The researchers  found that while 96 per cent of those with TTS had suffered a sad or stressful event, 4 per cent — equivalent to 20 individuals — were victims of ‘happy heart syndrome’.

“We have shown that the triggers for TTS can be more varied than previously thought. The disease can be preceded by positive emotions too,” according to author Dr Jelena Ghadri.

Women were found to be more at risk than men: “We still do not know why women are predominately affected by the Takotsubo syndrome. We can only speculate that the hormonal state — namely oestrogen — might play a role in the disease mechanism.”

The report concludes: “While patient characteristics were similar between groups, the mid-ventricular TTS type was more prevalent among the ‘happy hearts’ than among the ‘broken hearts’. Presumably, despite their distinct nature, happy and sad life events may share similar final common emotional pathways, which can ultimately trigger TTS.”

It’s not the nature of the research that troubles me, but rather the way it can be picked-up on by the ‘worried well’.

Sometimes a little knowledge is a dangerous thing. The last thing we need is a new cohort of patients who are afraid to laugh.

Doctor in the house

The public often look up to doctors as examples of how to live life, especially when it comes to safety, so it was with interest that I read an article recently titled ‘Eight things emergency room doctors refuse to have in their homes’. 

There are a couple of laughably obvious ones, such as out-of-date medicines and guns, but a couple of others that might be informative, especially to new parents.

Each recommendation comes complete with quotes from emergency department (ED) doctors.

For example, high-chairs that pull up to a table are definite no-nos: “I work at a paediatric and adult trauma centre, but being a dad, most of my biggest issues are with child products,” according to Dr Brian Fort, Emergency Medicine Physician at Central DuPage Hospital, US.

“Over half of ER visits for children under one are due to falls. I wouldn’t get a high chair that pulls up to the table, because I’ve seen way too many kids use their feet to push against the table and tip their chair over backward. A fall like this from three feet can cause a skull fracture.”

Fair enough. But where do the ED docs stand on button batteries? “Button batteries are increasingly common in car remotes and portable LED lights but they can be extremely dangerous to young kids,” says Dr David J Mathison, Paediatric Emergency Room Physician and Mid-Atlantic Regional Medical Director, PM Paediatrics, US. “Toddlers like shiny objects and will ingest them. The danger is they can get stuck in the oesophagus. When a coin gets stuck, it often passes on its own. But when a button battery gets stuck, the battery acid can eat through the wall of the oesophagus, causing lifelong disability.”

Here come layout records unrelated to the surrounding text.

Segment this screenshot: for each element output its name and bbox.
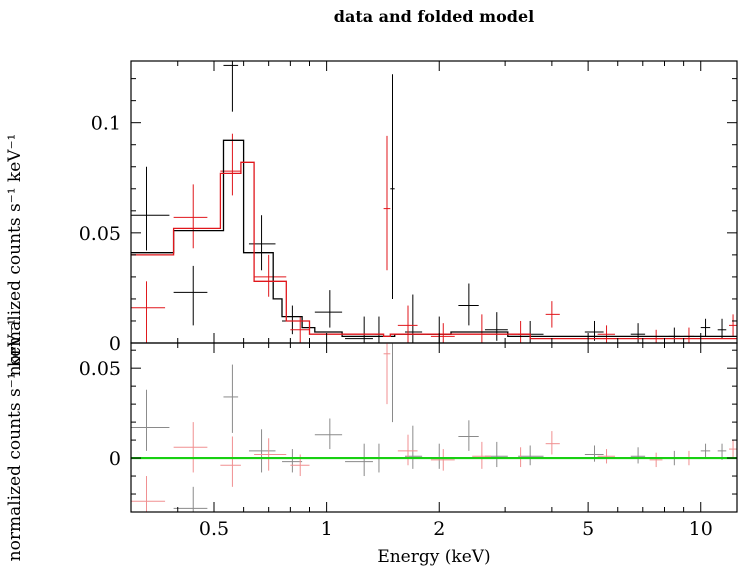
bottom-series-0-point-4 (282, 449, 303, 473)
top-model-step-3 (131, 161, 737, 340)
top-series-0-point-13 (518, 320, 544, 343)
top-series-1-point-13 (683, 327, 695, 343)
top-series-0-point-16 (668, 327, 680, 343)
top-series-0 (131, 61, 727, 343)
bottom-series-0-point-10 (426, 443, 451, 469)
bottom-series-1-point-14 (729, 440, 737, 459)
x-tick-label: 0.5 (199, 518, 229, 540)
y-tick-label: 0 (109, 333, 121, 355)
bottom-series-1-point-3 (254, 438, 287, 471)
bottom-series-1 (131, 343, 737, 512)
bottom-series-0-point-15 (630, 447, 646, 464)
bottom-series-0-point-17 (700, 443, 711, 459)
bottom-series-0-point-3 (248, 429, 276, 473)
top-series-1-point-3 (254, 254, 287, 297)
bottom-series-0-point-12 (484, 441, 508, 468)
top-series-0-point-8 (390, 74, 395, 299)
bottom-panel-frame (130, 342, 738, 513)
top-series-3 (131, 161, 737, 340)
bottom-series-0-point-5 (314, 418, 343, 450)
bottom-series-0-point-14 (584, 445, 604, 462)
top-series-0-point-1 (173, 265, 208, 326)
top-model-step-2 (131, 139, 737, 338)
top-panel-frame (130, 60, 738, 344)
top-series-1-point-8 (472, 314, 491, 343)
bottom-series-1-point-8 (472, 441, 491, 469)
y-axis-label-bottom: normalized counts s⁻¹ keV⁻¹ (5, 319, 25, 562)
y-axis-label-top: normalized counts s⁻¹ keV⁻¹ (5, 134, 25, 377)
bottom-series-1-point-12 (649, 452, 663, 468)
bottom-series-0-point-0 (131, 389, 170, 451)
bottom-series-1-point-11 (597, 449, 616, 464)
top-panel: 0 0.05 0.1 (79, 60, 738, 355)
top-series-0-point-2 (223, 61, 239, 112)
bottom-series-0-point-8 (392, 343, 394, 423)
top-series-0-point-18 (717, 318, 727, 339)
top-series-0-point-14 (584, 320, 604, 341)
top-series-1-point-9 (510, 320, 531, 343)
bottom-x-ticks (130, 343, 702, 512)
top-series-0-point-3 (248, 215, 276, 271)
bottom-y-ticks (131, 349, 737, 513)
x-tick-label: 2 (433, 518, 445, 540)
bottom-series-1-point-6 (397, 434, 418, 466)
top-x-ticks (130, 61, 702, 343)
y-tick-label: 0.1 (91, 113, 121, 135)
bottom-series-1-point-5 (383, 343, 391, 405)
top-series-1-point-10 (545, 301, 560, 328)
top-series-0-point-17 (700, 318, 711, 337)
top-series-0-point-0 (131, 166, 170, 251)
bottom-series-1-point-10 (545, 431, 560, 455)
y-tick-label: 0 (109, 448, 121, 470)
top-series-1 (131, 133, 737, 343)
bottom-series-0-point-13 (518, 445, 544, 466)
chart-title: data and folded model (334, 7, 534, 26)
top-series-0-point-7 (375, 316, 384, 343)
top-series-1-point-1 (173, 184, 208, 249)
top-series-0-point-5 (314, 290, 343, 328)
top-series-0-point-11 (458, 283, 479, 326)
top-series-1-point-7 (430, 323, 455, 343)
y-tick-label: 0.05 (79, 223, 121, 245)
x-tick-label: 1 (321, 518, 333, 540)
top-series-0-point-12 (484, 312, 508, 341)
bottom-series-0-point-11 (458, 420, 479, 451)
top-series-1-point-14 (729, 314, 737, 337)
top-series-2 (131, 139, 737, 338)
x-tick-label: 5 (582, 518, 594, 540)
top-series-1-point-11 (597, 325, 616, 343)
top-series-0-point-6 (345, 316, 373, 343)
bottom-series-0-point-2 (223, 364, 239, 433)
bottom-series-0-point-1 (173, 486, 208, 512)
x-axis-label: Energy (keV) (377, 547, 490, 567)
top-series-1-point-0 (131, 281, 166, 343)
x-tick-label: 10 (689, 518, 713, 540)
top-series-1-point-6 (397, 305, 418, 343)
bottom-series-0-point-6 (345, 443, 373, 477)
bottom-series-1-point-2 (220, 436, 241, 487)
top-y-ticks (131, 78, 737, 344)
bottom-series-1-point-7 (430, 449, 455, 471)
top-series-0-point-15 (630, 323, 646, 343)
bottom-series-0 (131, 343, 727, 512)
bottom-series-1-point-0 (131, 476, 166, 512)
top-series-1-point-5 (383, 135, 391, 271)
bottom-series-1-point-1 (173, 422, 208, 473)
bottom-panel: 0.5 1 2 5 10 0 0.05 (79, 342, 738, 540)
y-tick-label: 0.05 (79, 358, 121, 380)
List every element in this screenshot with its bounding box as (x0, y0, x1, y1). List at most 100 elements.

The list also includes a pet hate of mine — trampolines. “We see a lot of serious trampoline injuries… upper-body fractures, broken femurs, neck injuries,” says Dr Ferdinando Mirarchi, Medical Director of the Department of Emergency Medicine, Pittsburgh, US. “That’s why most ER doctors I work with won’t buy trampolines for their kids. They’re all trouble. There’s no good kind. Unfortunately, parents get a false sense of reassurance; when there’s a net around something, they think their kids will be safe.”

I’m safe on the next one — swimming pools — but extensions ladders also make the list, as do power-washers. “The surprising thing I won’t own is a power washer. People end up with penetrating injuries or lacerations from their intense water stream,” according to Dr Seth Podolsky, Vice Chair of Cleveland Clinic Emergency Medicine Institute, US.

Hospital administrators don’t make the list, but I look forward to revised future versions.